With three active docents for In the Moment and nine in training, numerous individuals over the years have given tours and countless people with dementia in the community have been positively affected by them.
To make sure they can handle the specific challenges that come with dementia, and to teach them how to interact with individuals who have memory loss, all In the Moment docents must go through a training program before they give their first tour.

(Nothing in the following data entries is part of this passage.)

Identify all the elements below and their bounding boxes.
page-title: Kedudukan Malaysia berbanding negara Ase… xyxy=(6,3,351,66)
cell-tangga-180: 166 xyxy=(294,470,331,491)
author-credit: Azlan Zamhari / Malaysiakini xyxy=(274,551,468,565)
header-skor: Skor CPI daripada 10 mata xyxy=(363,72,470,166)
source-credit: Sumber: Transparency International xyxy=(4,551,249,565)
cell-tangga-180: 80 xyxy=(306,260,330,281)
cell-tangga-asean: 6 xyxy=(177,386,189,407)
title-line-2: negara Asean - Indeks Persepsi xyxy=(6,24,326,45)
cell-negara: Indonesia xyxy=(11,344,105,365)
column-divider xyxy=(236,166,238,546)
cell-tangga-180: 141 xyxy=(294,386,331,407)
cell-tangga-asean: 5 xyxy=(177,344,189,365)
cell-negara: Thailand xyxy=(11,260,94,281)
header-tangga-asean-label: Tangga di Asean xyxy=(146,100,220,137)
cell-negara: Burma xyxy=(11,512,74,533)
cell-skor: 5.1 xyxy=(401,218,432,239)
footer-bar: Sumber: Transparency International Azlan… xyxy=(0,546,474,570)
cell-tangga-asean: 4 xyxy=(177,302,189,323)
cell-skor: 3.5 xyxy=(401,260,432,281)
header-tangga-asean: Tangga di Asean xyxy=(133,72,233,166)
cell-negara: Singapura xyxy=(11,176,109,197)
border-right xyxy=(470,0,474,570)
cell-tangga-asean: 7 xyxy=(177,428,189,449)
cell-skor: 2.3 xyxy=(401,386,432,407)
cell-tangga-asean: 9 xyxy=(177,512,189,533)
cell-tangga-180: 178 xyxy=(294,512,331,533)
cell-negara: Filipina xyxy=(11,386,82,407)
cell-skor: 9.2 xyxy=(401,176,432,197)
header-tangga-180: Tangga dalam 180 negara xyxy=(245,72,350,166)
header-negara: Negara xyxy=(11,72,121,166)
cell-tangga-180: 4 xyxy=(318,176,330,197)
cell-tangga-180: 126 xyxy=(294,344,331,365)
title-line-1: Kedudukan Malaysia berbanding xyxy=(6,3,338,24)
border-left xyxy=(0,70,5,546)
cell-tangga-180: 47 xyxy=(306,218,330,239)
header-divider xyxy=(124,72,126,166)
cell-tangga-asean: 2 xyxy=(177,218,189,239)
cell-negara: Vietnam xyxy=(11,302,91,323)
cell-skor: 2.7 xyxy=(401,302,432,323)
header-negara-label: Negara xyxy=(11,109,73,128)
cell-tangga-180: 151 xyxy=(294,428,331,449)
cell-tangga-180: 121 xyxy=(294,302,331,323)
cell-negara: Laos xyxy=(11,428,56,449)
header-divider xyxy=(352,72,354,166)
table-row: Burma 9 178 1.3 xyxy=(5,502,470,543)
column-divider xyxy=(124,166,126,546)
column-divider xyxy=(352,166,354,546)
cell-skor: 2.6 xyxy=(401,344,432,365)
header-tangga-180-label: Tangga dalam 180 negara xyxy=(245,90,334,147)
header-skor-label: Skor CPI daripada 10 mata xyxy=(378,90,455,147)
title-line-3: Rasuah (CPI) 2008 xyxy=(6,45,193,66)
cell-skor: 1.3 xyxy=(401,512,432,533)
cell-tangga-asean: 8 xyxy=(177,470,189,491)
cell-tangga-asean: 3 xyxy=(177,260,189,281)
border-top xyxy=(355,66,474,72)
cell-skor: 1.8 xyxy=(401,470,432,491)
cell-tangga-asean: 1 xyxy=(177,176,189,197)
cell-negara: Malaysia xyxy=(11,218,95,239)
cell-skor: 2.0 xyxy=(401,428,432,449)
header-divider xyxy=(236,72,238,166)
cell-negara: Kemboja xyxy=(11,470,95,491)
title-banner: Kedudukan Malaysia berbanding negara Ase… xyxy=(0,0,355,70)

Training includes a trip to Woodside Place, where the volunteers get hands-on experience communicating with the senior citizens.
“[It’s] more about putting yourself in their place and what are they experiencing even as an elderly person,” Lehman said.
In addition to the visit, volunteers also shadow experienced docents such as Cavanaugh.
“Training for these tours emphasizes how to prepare a thematic tour, how to carefully communicate questions on the tour, good eye contact … and learning how to redirect questioning when necessary,” Cavanaugh said. “The people on an In the Moment tour have so much to offer. It is important to try to hear from each resident at each stop on the tour.”
Programs like In the Moment are not only important to these senior citizens in particular, but also to communities where there may be a stigma surrounding older people with mental illness. This is true especially in a place like Oakland where the population is overwhelmingly young.
“Art does not live in a vacuum. Making these tours accessible to the various people and groups that make up a community can only serve to enhance how to view the world we live in,” Cavanaugh said.